Possiamo soltanto analizzare le conseguenze di un Pontificato che dopo cinque anni, esauritasi la “spinta propulsiva”, segna il passo soprattutto sul piano delle riforme auspicate dai cattolici ed in particolare dai vertici della Chiesa universale. Riforme disattese e quelle poche realizzate ampiamente rivelatesi controproducenti al punto che Bergoglio se l’è dovute quasi tutte rimangiare.

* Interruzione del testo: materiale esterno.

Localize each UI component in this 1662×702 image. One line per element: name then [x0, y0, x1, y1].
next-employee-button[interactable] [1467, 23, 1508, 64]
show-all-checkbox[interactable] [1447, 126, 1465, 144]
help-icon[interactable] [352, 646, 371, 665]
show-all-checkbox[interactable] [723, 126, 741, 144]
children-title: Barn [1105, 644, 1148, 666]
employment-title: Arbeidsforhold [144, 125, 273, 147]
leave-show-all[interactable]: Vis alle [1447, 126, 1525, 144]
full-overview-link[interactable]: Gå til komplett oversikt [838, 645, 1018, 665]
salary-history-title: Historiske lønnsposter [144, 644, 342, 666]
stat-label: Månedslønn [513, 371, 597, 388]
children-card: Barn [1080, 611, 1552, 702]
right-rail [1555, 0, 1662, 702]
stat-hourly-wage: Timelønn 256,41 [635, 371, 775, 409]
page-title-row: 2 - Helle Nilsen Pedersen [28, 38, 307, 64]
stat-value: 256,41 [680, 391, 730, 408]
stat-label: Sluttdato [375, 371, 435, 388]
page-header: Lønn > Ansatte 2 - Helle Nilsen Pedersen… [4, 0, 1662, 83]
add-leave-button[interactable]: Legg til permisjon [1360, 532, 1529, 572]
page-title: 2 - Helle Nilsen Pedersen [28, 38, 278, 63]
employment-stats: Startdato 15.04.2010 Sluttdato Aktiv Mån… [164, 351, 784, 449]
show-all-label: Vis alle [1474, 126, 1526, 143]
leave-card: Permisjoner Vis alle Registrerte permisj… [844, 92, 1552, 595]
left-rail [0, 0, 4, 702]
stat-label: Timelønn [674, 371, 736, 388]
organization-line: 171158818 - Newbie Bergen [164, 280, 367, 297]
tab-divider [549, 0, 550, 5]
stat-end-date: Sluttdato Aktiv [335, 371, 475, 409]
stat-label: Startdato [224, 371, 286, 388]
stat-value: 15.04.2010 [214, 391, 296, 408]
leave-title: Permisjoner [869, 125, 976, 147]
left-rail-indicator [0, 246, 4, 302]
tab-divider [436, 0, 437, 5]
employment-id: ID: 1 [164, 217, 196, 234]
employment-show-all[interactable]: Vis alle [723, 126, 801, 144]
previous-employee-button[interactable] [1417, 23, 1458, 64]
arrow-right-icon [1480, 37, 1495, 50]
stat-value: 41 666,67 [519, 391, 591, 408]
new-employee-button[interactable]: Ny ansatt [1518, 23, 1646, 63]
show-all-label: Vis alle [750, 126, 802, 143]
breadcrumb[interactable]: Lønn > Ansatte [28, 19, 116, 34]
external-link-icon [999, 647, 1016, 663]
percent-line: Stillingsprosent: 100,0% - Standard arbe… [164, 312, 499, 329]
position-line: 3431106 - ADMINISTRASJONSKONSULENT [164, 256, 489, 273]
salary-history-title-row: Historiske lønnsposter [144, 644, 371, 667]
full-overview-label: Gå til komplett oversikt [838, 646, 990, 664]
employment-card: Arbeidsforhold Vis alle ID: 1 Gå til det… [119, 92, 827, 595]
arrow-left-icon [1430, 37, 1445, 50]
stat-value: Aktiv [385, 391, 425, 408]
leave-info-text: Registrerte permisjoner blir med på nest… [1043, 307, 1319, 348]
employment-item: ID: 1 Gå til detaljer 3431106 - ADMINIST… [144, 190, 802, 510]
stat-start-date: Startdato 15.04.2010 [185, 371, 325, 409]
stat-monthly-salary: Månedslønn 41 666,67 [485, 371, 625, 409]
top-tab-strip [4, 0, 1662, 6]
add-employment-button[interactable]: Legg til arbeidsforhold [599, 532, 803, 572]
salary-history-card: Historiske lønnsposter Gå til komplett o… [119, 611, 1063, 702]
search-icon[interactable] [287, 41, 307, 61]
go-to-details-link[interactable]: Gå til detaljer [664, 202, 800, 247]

Da un cardinale sudamericano, impregnato di una cultura teologica discutibile e segnato da una carriera nella quale le influenze culturali e politiche di un certo pauperismo molto prossimo a quello che una volta veniva chiamato il “socialismo caraibico”, forse non c’era da attenersi altro che lo smantellamento dell’ortodossia e della tradizione tanto nello stile, quanto nelle proposizioni. Papa Francesco, insomma, sembra aver accontentato tutti coloro che certo credenti non sono, da Eugenio Scalfari a Evo Morales, il presidente peruviano, scontentando, di converso, quelli che che alla “Chiesa di sempre” sono profondamente legati. E la “rottura” non ha tardato a prendere forma tanto nelle molte discutibili (rivelatesi poi fallaci) “chiamate” tra i ranghi più eminenti della Curia vaticana operate dal Pontefice,  quanto nei documenti ufficiali che recano il suo sigillo, in particolare la contestata Amoris Letitia che ha suscitato i famosi dubia di porporati non marginali ai quali il Papa non ha ritenuto di dare adeguate risposte suscitando risentimenti, malumori e perfino contestazioni da parte di non pochi dei cardinali che lo avevano votato.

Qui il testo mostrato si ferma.